When the road is your workplace
Employers may be inclined to think that when their employees are on the road, the law of road use – not health and safety legislation – exclusively governs the safety of drivers and other road users.
However, the legal case of Downer EDI v The Queen (2017), which followed on from DPP v Downer ED (2015), has dispelled that idea.
Under health and safety law, any place where work is undertaken is a workplace, so health and safety law applies.
In the Downer cases, a traffic controller died when a street sweeper reversed over him.
Both VicRoads and Downer argued in the first instance that the death was caught exclusively by the Road Safety Act 1986, so health and safety legislation did not apply.
The matter was referred to the Victorian Appeal Court of the Supreme Court (ACSC). The ACSC rejected the argument, making it clear there would need to be express provisions within any legislation to exclude health and safety law from being applicable, which the Road Safety Act 1986 did not do.
Downer subsequently argued that the allegations against it – that it was required to have provided the driver of the street sweeper with training and instruction – was not a proper claim.
The ACSC held that the issue of whether the failure to provide training and instruction caused the death was not relevant for the breach of the primary health and safety duty to provide a safe workplace.
All the Crown had to prove was that training and instruction were reasonably practicable to prove a breach of the primary duty.
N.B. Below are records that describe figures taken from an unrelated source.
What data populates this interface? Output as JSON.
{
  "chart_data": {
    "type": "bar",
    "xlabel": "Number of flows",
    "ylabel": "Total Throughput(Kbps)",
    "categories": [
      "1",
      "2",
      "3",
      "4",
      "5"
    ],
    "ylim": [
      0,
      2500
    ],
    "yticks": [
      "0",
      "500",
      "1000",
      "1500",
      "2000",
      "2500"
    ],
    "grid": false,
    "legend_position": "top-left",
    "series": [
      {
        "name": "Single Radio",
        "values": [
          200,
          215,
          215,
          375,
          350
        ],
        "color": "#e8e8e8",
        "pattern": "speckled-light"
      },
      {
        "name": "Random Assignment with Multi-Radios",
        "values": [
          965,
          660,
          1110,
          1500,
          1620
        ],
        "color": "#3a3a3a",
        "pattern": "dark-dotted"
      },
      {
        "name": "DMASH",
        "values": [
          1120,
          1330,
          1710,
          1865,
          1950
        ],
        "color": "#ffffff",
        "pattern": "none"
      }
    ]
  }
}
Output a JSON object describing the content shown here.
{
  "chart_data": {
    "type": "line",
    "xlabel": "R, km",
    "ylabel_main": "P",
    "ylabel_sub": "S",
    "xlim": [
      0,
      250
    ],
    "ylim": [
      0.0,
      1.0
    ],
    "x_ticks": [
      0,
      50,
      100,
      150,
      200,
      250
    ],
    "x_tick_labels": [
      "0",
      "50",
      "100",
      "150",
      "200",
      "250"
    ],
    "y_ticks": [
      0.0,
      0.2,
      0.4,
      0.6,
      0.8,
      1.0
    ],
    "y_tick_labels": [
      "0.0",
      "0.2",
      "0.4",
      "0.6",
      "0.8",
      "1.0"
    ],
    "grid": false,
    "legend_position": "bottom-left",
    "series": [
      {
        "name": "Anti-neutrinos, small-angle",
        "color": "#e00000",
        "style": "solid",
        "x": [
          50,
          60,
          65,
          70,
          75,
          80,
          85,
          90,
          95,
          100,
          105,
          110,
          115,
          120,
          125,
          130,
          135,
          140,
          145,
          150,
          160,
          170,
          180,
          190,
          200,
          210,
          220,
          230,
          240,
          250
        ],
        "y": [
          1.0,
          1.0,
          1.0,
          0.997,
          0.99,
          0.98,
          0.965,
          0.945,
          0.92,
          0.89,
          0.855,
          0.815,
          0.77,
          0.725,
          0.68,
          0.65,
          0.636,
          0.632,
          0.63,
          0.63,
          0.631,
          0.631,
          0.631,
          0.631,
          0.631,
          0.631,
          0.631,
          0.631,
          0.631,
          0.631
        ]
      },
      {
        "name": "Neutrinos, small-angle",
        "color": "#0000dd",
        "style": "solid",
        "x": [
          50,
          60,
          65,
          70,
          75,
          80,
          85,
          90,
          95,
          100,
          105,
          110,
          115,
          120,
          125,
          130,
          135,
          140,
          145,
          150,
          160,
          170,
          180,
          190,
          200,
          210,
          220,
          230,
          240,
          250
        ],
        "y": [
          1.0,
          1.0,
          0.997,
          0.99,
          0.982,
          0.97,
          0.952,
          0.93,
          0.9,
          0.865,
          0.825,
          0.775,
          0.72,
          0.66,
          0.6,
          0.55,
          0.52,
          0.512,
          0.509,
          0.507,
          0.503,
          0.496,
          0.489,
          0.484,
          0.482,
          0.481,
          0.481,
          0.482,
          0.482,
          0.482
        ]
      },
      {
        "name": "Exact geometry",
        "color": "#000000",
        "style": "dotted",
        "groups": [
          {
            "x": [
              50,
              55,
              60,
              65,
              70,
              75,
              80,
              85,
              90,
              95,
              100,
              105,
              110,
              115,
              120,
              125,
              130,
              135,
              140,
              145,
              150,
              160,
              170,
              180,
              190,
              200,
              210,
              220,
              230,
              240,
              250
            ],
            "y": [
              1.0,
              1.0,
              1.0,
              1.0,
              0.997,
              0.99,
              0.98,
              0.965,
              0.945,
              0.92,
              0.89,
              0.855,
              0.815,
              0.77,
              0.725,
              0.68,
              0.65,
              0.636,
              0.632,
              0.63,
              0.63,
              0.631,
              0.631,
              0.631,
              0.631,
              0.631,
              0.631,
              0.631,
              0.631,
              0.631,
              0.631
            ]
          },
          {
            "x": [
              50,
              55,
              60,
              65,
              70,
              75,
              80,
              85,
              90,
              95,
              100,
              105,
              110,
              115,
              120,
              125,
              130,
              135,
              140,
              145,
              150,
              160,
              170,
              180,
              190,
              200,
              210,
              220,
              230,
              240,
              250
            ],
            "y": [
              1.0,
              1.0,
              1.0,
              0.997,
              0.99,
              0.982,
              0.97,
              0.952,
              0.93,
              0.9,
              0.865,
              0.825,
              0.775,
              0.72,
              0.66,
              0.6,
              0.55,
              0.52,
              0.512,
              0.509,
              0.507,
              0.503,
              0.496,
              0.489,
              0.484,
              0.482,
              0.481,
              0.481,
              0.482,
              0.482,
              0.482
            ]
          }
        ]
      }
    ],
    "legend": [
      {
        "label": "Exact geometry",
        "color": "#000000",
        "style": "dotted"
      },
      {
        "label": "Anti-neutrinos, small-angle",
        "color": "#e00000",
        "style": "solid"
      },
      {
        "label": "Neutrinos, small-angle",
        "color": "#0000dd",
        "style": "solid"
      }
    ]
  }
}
In this case it was reasonably practicable.
3 key lessons for employers
Employers that have people working away from their principal site can learn the following:
1. Wherever someone works is a workplace and must be covered by the employer’s safety system.
2. A safety system involves a strategic safety plan that:
- identifies hazards with the highest risk, allocates resources and makes people accountable for the control of those risks;
- is documented;
- creates training with a frequency consistent with identified risk and ensures competence;
- has supervisors and managers who are aware of the risks and familiar with documented systems and safety law to supervise and enforce the system and law;
- is monitored to ensure systems are being followed and that there is reporting against the system through the governance structure of the organisation; and
- ensures training and instruction is focused on the risks experienced by the business’s workers.
3. It is a breach of your primary health and safety duty not to have a safety system in place, even if no one is injured.
In the event of injury or death, the regulator will examine that failure and prosecute. The court will determine whether that failure was causative or partly causative, and such a finding of causation will increase the penalty.
Employers must always take reasonable practicable steps
You must consider where your workers will work, have a method of assessing the hazards that exist there, determine the risks of each hazard and institute controls to provide a safe place of work.
That is what health and safety law calls ‘reasonable practicability’.
Workplaces are always changing and with the changes come different hazards. As a result, you must train your managers to undertake risk assessments of any new site and ensure that safety systems meet the risks created by the hazards.